We use these techniques in /pipeline
to achieve this:
- The
/pipeline
endpoint is a WebSocket connection, enabling streaming audio in chunks. - All intermediate data in the pipeline is streamed through Python generators between inference modules.
- We start transcribing before the user finishes speaking.
- The transcription is done in parallel using Modal
spawn
, since each chunk is roughly independent. - The text response generation is a Modal remote generator function, streaming output as it's generated. Outputs can be fed into the text-to-speech module before the full transcript is available.
- The text-to-speech is done in parallel using Modal
map
, since each sentence is independent of the others. - We stream synthesized audio back to the client as it's generated so the browser can start playback as soon as possible.

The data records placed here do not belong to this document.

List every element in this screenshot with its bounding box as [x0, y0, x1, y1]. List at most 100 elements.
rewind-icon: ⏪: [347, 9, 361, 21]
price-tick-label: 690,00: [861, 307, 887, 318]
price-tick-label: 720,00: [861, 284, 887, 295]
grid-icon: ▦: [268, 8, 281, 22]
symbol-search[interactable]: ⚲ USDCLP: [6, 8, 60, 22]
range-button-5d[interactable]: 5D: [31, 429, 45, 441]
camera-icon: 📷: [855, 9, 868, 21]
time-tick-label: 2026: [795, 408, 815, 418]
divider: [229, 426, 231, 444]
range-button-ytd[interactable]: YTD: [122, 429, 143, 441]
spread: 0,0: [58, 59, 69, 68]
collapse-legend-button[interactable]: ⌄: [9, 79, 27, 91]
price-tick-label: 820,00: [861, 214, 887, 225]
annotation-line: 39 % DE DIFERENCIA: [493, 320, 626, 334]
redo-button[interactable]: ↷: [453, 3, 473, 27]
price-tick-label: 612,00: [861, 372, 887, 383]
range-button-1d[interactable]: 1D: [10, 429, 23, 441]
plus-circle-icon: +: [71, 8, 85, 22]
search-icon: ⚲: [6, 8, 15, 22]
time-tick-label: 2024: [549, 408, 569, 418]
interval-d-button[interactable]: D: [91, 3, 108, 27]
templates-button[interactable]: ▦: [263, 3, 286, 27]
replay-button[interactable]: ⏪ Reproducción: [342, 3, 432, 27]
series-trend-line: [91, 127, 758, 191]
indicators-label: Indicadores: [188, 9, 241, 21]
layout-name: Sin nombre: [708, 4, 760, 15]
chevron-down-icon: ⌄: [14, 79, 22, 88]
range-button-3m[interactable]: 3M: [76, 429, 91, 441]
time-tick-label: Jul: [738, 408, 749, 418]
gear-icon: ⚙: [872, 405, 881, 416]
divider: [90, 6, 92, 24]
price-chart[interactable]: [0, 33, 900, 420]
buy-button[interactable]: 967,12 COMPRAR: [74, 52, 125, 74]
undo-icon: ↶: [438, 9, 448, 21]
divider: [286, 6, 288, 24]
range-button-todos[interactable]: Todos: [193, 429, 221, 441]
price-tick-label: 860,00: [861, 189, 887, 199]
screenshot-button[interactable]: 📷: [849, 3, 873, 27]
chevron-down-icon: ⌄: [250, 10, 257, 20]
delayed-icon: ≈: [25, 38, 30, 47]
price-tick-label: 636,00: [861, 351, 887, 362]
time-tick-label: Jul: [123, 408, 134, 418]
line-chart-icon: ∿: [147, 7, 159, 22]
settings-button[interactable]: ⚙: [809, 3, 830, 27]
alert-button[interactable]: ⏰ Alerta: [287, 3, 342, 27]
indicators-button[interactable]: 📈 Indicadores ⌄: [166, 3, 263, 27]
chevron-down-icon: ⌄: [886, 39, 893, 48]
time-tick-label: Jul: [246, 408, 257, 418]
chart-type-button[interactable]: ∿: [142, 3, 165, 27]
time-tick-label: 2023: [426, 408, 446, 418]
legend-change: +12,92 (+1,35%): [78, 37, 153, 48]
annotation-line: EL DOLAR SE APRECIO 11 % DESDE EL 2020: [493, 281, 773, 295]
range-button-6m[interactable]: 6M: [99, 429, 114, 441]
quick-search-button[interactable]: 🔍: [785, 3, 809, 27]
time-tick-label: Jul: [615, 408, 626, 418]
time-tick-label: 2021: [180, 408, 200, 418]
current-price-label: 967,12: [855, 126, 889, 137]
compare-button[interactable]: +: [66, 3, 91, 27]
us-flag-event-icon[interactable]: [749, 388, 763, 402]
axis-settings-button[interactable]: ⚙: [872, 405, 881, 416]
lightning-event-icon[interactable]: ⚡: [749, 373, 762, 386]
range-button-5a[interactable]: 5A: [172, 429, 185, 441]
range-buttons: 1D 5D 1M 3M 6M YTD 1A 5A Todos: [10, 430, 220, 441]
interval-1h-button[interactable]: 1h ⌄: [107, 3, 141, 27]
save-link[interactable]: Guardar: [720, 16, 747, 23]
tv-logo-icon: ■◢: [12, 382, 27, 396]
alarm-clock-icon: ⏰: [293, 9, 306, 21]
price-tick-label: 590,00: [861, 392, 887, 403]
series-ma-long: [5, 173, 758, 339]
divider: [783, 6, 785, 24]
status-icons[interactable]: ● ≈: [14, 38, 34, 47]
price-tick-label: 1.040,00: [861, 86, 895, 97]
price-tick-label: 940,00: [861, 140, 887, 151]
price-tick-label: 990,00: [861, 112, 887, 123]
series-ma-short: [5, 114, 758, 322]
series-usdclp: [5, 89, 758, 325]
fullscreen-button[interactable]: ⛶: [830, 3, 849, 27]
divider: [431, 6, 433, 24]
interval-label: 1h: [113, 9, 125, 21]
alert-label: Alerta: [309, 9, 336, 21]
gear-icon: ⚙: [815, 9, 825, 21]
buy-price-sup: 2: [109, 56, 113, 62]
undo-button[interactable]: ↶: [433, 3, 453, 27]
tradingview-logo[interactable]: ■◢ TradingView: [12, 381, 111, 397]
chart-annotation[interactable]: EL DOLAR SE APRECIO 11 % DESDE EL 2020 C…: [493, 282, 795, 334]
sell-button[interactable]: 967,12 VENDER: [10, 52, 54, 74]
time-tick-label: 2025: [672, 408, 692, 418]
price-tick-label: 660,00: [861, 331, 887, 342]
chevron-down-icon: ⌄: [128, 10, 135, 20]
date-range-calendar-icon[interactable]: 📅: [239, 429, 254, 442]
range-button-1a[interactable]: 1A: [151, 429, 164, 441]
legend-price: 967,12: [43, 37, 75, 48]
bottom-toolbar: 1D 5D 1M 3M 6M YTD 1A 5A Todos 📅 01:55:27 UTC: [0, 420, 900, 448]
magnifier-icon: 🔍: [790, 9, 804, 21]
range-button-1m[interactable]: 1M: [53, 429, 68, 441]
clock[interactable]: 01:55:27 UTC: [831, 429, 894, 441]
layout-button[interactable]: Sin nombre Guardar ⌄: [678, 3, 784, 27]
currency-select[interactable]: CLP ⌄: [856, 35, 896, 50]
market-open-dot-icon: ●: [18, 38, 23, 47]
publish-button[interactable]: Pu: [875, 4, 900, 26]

In addition, we add a /prewarm
endpoint, to be called by the client before they run the first /pipeline
request. This ensures all on-GPU models are loaded and ready to go.
We use the Web Audio API
to record snippets of audio from the user’s microphone.
The file src/frontend/processor.js
defines an AudioWorkletProcessor
that distinguishes between speech and silence and emits events for speech buffers so we can transcribe them.
The frontend maintains a state machine to manage the state of the conversation. This is implemented with the help of the incredible XState library.
The code for this entire example is available on GitHub. Follow the instructions in the README to deploy it yourself on Modal.